Music Video

Come One Come All -

Day Into Night -

A "Double Feature" from Filmmaker Bob Moricz.

Bob Moricz has made music videos for my pieces “Day Into Night” and “Come One, Come All” and they really set the self-conscious horror genre on its head! In unique contrast to the heaviness of the music from Budapest Undead, these music videos are unpretentious, fun and marvelously rough around the edges. If you’re are not familiar with Bob’s work, he is a devotee of George & Mike Kuchar and their influential book Reflections From A Cinematic Cesspool.

Regarding Bob’s work, Bright Light Film Journal notes that “Moricz’s work assaults the viewer with a whiplash barrage of familiar plot lines, trite turning points, and cliché characters spouting simultaneously banal and inflated rhetorical dialogue, all infusing narratives propelled by a poignant and urgent anxiety derived from the tensions of everyday life.”

His video for “Day Into Night” is the perfect Halloween release and it combines store-bought costumes & props, cameos of Bob's kids, and favorite local “spooky” locations. The video for “Come One Come All” is edited using the subautonomic method where the editor relinquishes control of judgment, taste, or style and subconsciously strings the images together through intuition and instinct rather than logical construction.

Visit Bob Moricz on the web at: https://www.bobmoriczgarbage.com and get a gander at this Etsy Store at: https://www.etsy.com/shop/BMAV

"Servants Of Midnight" Short by Filmmaker Daniel Panasenko.

My dear old friend, composer, musician, designer & filmmaker Daniel Panasenko was inspired by my piece “Servants Of Midnight” and he made a short film using it as the musical basis. Really, I feel so honored and I love the piece he’s made with my music. I hope you like it as much as I do! 

I say short film because it’s certainly not a “music video” but rather something wholly different. He has taken my solo piano piece, developed a visual vocabulary all its own, then used that vocabulary to dance along with the music, effectively creating a narrative that is greater than the sum of both music and images alone. Its marvelous ambiguity will surely welcome all. 

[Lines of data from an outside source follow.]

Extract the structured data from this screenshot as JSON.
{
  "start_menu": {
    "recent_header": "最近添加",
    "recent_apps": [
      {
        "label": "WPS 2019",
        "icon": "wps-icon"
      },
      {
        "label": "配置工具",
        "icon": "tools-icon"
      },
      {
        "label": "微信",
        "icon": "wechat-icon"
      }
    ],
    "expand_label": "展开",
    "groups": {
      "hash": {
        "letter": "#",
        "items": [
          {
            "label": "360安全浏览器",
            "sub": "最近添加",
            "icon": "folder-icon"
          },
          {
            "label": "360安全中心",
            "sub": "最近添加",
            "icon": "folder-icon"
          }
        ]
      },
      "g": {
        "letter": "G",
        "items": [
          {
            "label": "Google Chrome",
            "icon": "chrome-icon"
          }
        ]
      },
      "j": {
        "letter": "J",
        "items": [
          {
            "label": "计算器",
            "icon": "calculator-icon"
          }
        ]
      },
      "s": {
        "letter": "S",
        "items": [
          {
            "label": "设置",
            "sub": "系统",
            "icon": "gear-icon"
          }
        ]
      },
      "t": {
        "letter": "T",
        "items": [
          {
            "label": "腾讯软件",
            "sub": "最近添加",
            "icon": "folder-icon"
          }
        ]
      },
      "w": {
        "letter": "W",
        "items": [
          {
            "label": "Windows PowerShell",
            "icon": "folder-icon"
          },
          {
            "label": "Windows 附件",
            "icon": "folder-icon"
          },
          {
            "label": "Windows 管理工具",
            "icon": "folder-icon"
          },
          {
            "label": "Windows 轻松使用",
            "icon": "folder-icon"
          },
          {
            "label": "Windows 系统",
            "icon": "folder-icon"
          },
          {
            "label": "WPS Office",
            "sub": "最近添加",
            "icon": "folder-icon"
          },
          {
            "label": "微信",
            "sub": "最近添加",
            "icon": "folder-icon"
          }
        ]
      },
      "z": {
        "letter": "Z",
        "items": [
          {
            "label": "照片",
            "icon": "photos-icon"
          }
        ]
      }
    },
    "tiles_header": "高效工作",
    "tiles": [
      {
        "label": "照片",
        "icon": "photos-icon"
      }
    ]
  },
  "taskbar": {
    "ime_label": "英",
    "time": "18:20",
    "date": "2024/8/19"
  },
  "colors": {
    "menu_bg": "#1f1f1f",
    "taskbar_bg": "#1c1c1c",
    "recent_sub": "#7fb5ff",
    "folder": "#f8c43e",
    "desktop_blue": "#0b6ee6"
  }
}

Filmed on a Canon PowerShot SD600 and assembled in iMovie, Daniel has stayed true to the spirit of the solo piano piece by restricting his palette and has reveled in the use of a minimal tool-set in the image production. Certainly, the desire to hold open the curtain and expose the makers marks in both pieces contribute to its combined immediacy and satisfaction. 

I recommend you visit and subscribe to Daniel’s YouTube Channel as well as visit his wonderful musical offerings over at his Bandcamp page.

 "This elegant & abstract 3 minute film piece by Daniel Panasenko is the perfect compliment to Dutch's solo piano track of the same name. Both are simple in materials but complex in ideas. Let's hope it inspires a notion that experimentation with a limited palette can have delightful outcomes in all our creative work and lives."